Despite my school's admonitions not to, I threw my graduation cap up in the air and in a miraculous display of my little hand-eye coordination, caught it. And of course after telling everyone I wasn't going to cry, I sobbed hysterically. I tear up even now thinking about it.
And prom... my hair stylist wanted me to shave my head and get a henna design on my scalp and wear stick-on rinestones. But I had worked hard for my hair and I wasn't going to give it up.
She consented to spike it. She said it was a relief after doing millions of fancy up-dos for all the local proms. At least I was being original.
That summer my family and I moved back to the city. I worked at the Botanical Garden and at Starbucks. I pulled a little bit, but not too much.
That smmer I was also filmed for a segment Inside Edition did on trich. It aired for the first time that September.
Arriving at college as a freshman is an adjustment for anyone. For me it was an especially large adjustment because I, for the first time, was not known as That Girl. You know, the bald one.
Every year I would go through the same pattern. I would start out fine, begin to pull, fight it, give up and be bald. For the most part I didn't care because I had my group of friends and I could ignore everyone else.
In college I didn't have that group of friends who knew and who had been there. For the first time I cared about my environment. I didn't want to be known as That Girl. I wanted the people who knew me to understand and be supportive.
But I didn't want to suffer a major relapse for that to happen. And for the rest of the student body, I wanted to be anonymous or at least not known for my pulling. I'd rather be anonymous than be called names.
Added to this was the fact that I didn't have a lot of time in high school to give to a large social life. The time I spent with friends was restricted by work. I learned that most people in high school had not spent so much time with their books. I wasn't used to balancing academics with a social life.
Furthermore, I started pulling again. I was at the point where I felt like I was about to lose total control. I started seeing a therapist by campus.
She was amazing. She showed me that I had always associated doing well with stressing out and pulling. I didn't think I could succeed without pulling.
Just look at what I told myself at the beginning of my senior year! I needed to learn what work I had to do to achieve my goals. Freshman year was the time to experiment.
While most freshmen are learning how to do more work, I was learning how to do less. I learned that I was putting in way more than I needed in order to achieve my goals.
When I feel myself becoming stressed, I ask myself what I actually need to do. I also ask myself, "What's the worse that can happen?" Usually the answer is that I fail. So I play through that scenario in my head.
If I fail, I can go to my teacher and ask for a chance to make it up. And if I fail in the long run it will have little effect on my life, if any.
I have also learned how to reduce my stress. I work out six days a week for about twenty minutes. I do not do any work on Saturdays so I have a real weekend.
And sometimes, when I'm being especially good, I put on gloves while I'm doing my work. This all helps me.
I haven't stopped pulling but I'd say I'm doing about 75% better than I was.
I am going to stop here because it's my web page and I can. Right now as I write this my hair is red. I have always wanted red hair and last year I decided to go for it.

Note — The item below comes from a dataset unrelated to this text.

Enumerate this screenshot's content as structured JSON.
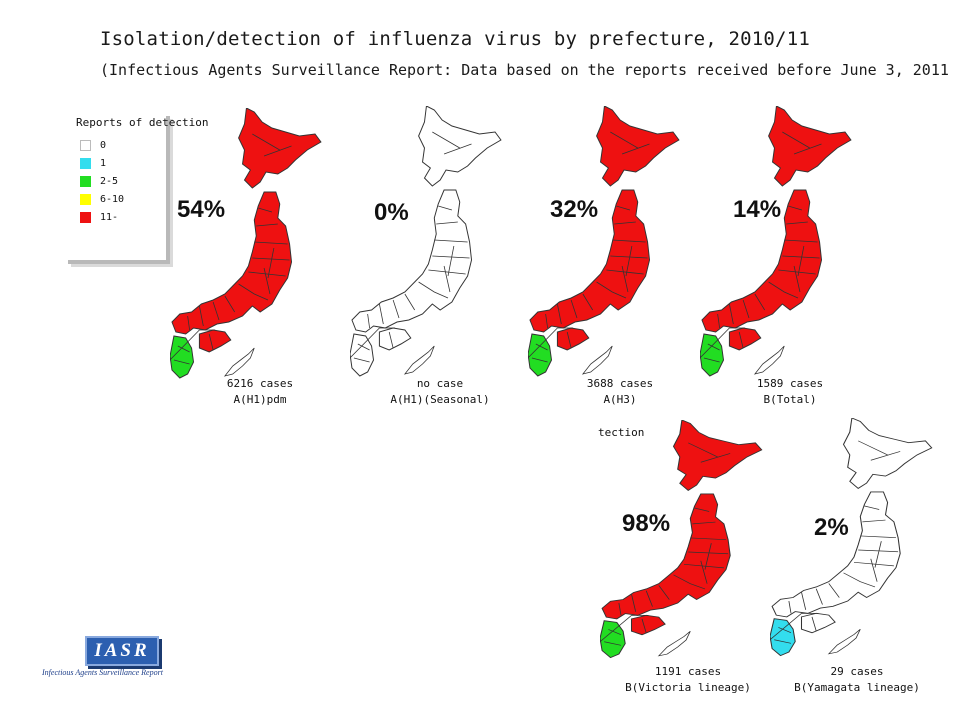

My parents pay for all hair-related products because they are that cool. So I get my hair done in a really nice salon in the city. My hair is layered because it's been growing out from a "boy" type cut.
The longest layers are shoulder length. My goal is for it to reach my butt. One of my friends from high school said that if I grew my hair to my butt, she would shave her head no matter where she is in her politcal career.
I fully intend to hold her to it. Wish me luck!